Sonra bir anda Suriye’de uygarlık hususundaki en önemli rakibi ile karşımıza çıktı Rusya. İkisi de düzeni, istikrarı sağlamak için kanlı ağızlarından sular akıtarak bu topraklara girdiler. Yıllar geçtikçe onların istikrar için yaptıkları sonucu parçalanmış bebek cesetleri, yıkılmış şehirler, bombaların infilakıyla kapkara kesilen yüzlerinde son derece kontrast bir görüntü oluşturan kan damlalarıyla siviller, birincil haber değerini kaybetmeye başladı. Yıllar sonra uygar Rusya’nın bir büyükelçisi öldürdükleri yaşına girmemiş çocukları hangi suçla itham eder bilinmez ama, bugünlerde modern dünyanın Katil Rusya’yı değil de kendilerinin ve ailelerinin canlarını ve namuslarını kurtarmak için yurdunu terk etmek zorunda kalan masum sivilleri itham etmeyi tercih ettiğini görmek acınası. Hatta bazıları rahat bir nefes alabilmek için Rusya’nın İdlip’te Kızıl Çayır’ını oluşturmasını bekliyor. Kimse düzen kuracağız diyenlerin insanlarla beraber parçaladıkları düzen hakkında konuşmak istemiyor.
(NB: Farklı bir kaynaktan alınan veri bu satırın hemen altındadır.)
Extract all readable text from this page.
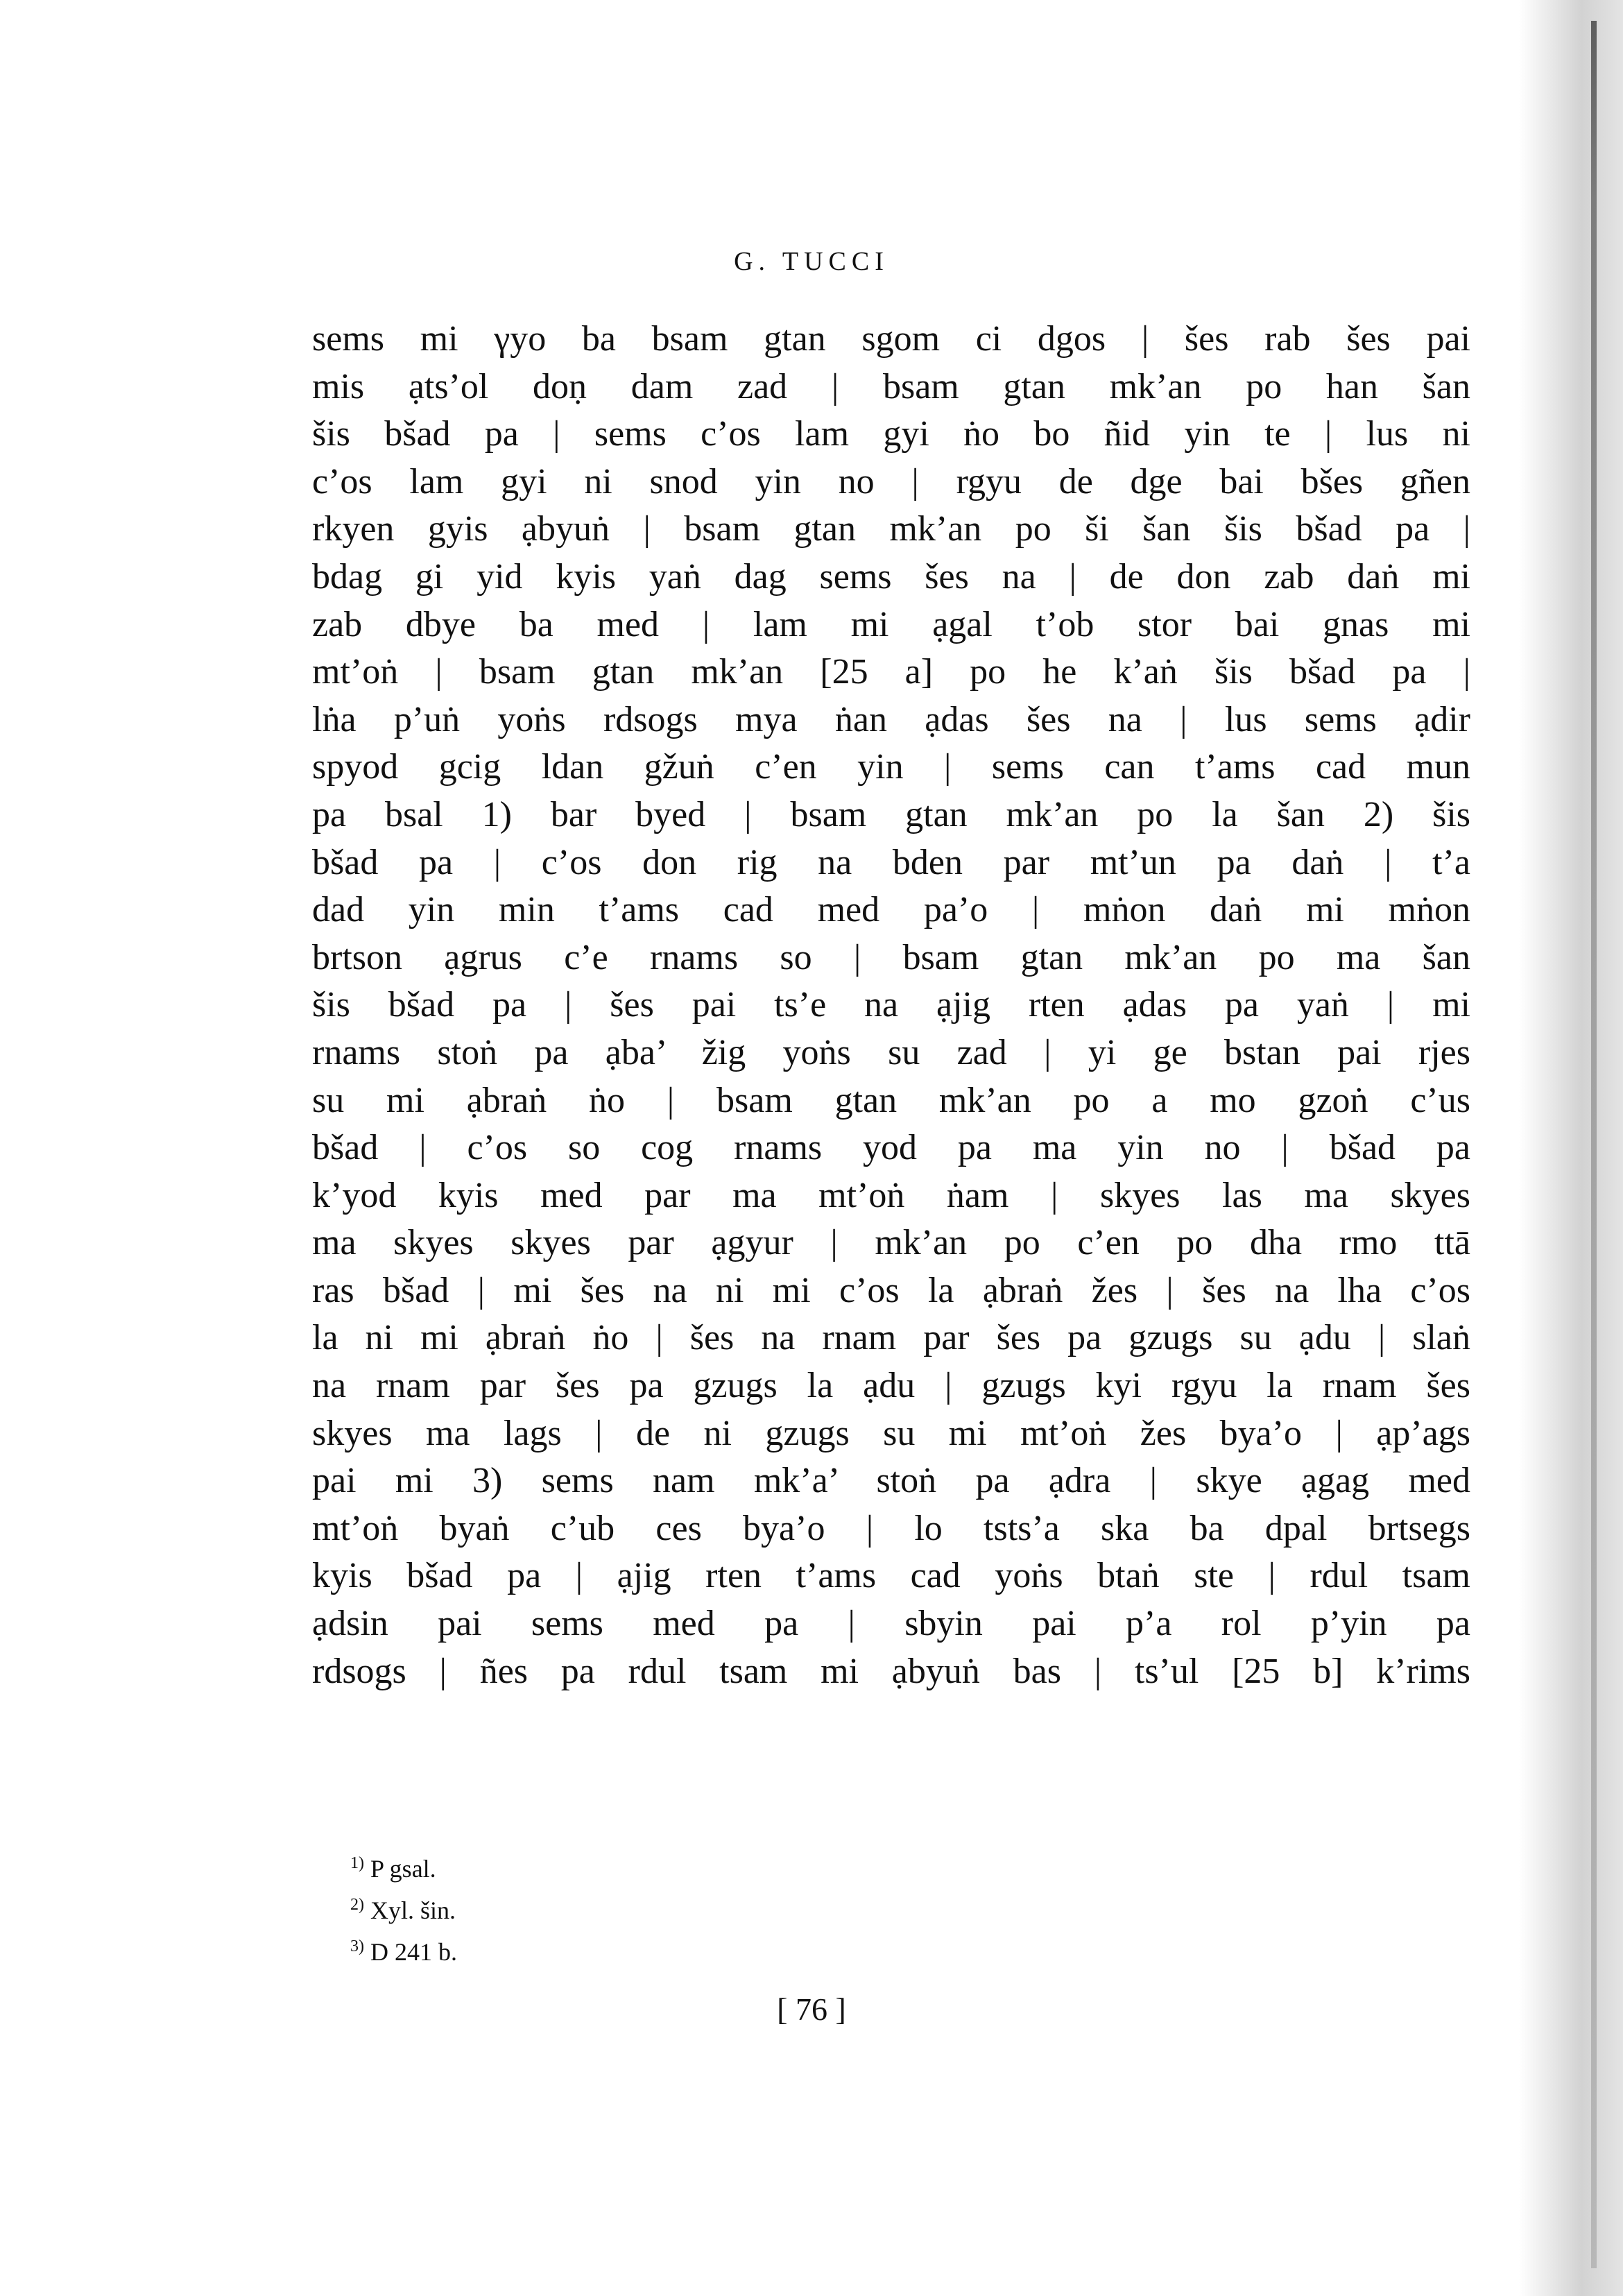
G. TUCCI
sems mi γyo ba bsam gtan sgom ci dgos | šes rab šes pai
mis ạts’ol doṇ dam zad | bsam gtan mk’an po han šan
šis bšad pa | sems c’os lam gyi ṅo bo ñid yin te | lus ni
c’os lam gyi ni snod yin no | rgyu de dge bai bšes gñen
rkyen gyis ạbyuṅ | bsam gtan mk’an po ši šan šis bšad pa |
bdag gi yid kyis yaṅ dag sems šes na | de don zab daṅ mi
zab dbye ba med | lam mi ạgal t’ob stor bai gnas mi
mt’oṅ | bsam gtan mk’an [25 a] po he k’aṅ šis bšad pa |
lṅa p’uṅ yoṅs rdsogs mya ṅan ạdas šes na | lus sems ạdir
spyod gcig ldan gžuṅ c’en yin | sems can t’ams cad mun
pa bsal 1) bar byed | bsam gtan mk’an po la šan 2) šis
bšad pa | c’os don rig na bden par mt’un pa daṅ | t’a
dad yin min t’ams cad med pa’o | mṅon daṅ mi mṅon
brtson ạgrus c’e rnams so | bsam gtan mk’an po ma šan
šis bšad pa | šes pai ts’e na ạjig rten ạdas pa yaṅ | mi
rnams stoṅ pa ạba’ žig yoṅs su zad | yi ge bstan pai rjes
su mi ạbraṅ ṅo | bsam gtan mk’an po a mo gzoṅ c’us
bšad | c’os so cog rnams yod pa ma yin no | bšad pa
k’yod kyis med par ma mt’oṅ ṅam | skyes las ma skyes
ma skyes skyes par ạgyur | mk’an po c’en po dha rmo ttā
ras bšad | mi šes na ni mi c’os la ạbraṅ žes | šes na lha c’os
la ni mi ạbraṅ ṅo | šes na rnam par šes pa gzugs su ạdu | slaṅ
na rnam par šes pa gzugs la ạdu | gzugs kyi rgyu la rnam šes
skyes ma lags | de ni gzugs su mi mt’oṅ žes bya’o | ạp’ags
pai mi 3) sems nam mk’a’ stoṅ pa ạdra | skye ạgag med
mt’oṅ byaṅ c’ub ces bya’o | lo tsts’a ska ba dpal brtsegs
kyis bšad pa | ạjig rten t’ams cad yoṅs btaṅ ste | rdul tsam
ạdsin pai sems med pa | sbyin pai p’a rol p’yin pa
rdsogs | ñes pa rdul tsam mi ạbyuṅ bas | ts’ul [25 b] k’rims
$^{1)}$ P gsal.
$^{2)}$ Xyl. šin.
$^{3)}$ D 241 b.
[ 76 ]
Tüm bunlar olurken geçtiğimiz günlerde pek uygar görünümlü bir Rus Büyükelçisi Aleksey Yerhoy, Suriye’de son olarak İdlip’te gerçekleştirdikleri uygar katliam ve vahşetin adeta tarihsel bir silsilenin devamı olduğunu sezdirmek istercesine Kuzey Kafkasya’da yapılanlara karşı bugün Taksim’deki Rus Büyükelçiliği önünde yapılan eylemlerden ve burada dile getirilen ‘’Katil Rusya, Kafkasya’dan defol’’ sloganından nasıl teessür duyduğundan dem vurdu. Zulmettikleri, sürdükleri, katlettikleri milyonlardan hiç de hicab etmeden, uygarlaştırma faaliyetleri olmasa nasıl bir vahşilikle karşı karşıya kalacaklarından bahsetti. Bugün de ses çıkarmayın, güçlü olan biz galip gelerek ilerde bugünlerde İdlip’te yaptıklarımızdan da güllük gülistanlık bahsedeceğiz, der gibiydi. Böylece ‘’Biz ancak ıslah edicileriz’’ kavli bir kez daha tekerrür etti. Uygar dünya ise ince çıkar düzenini bozmamak için bu duruma pek ses çıkarmadı. Soyları kırılan, sürülen insanlar ‘’onlardan’’ olmadığı için soykırım kelimesini ağzına alan dahi olmadı. Öyle ki Odatv.com’dan konuyla ilgili müşahede edilebilecek tek haberde uygar canavara karşı birkaç cılız sesten çıkan tepkiden rahatsız olmuşçasına ‘’Çerkeslerin hedefinde Rus elçisi var’’ başlığı uygun görülmüştü.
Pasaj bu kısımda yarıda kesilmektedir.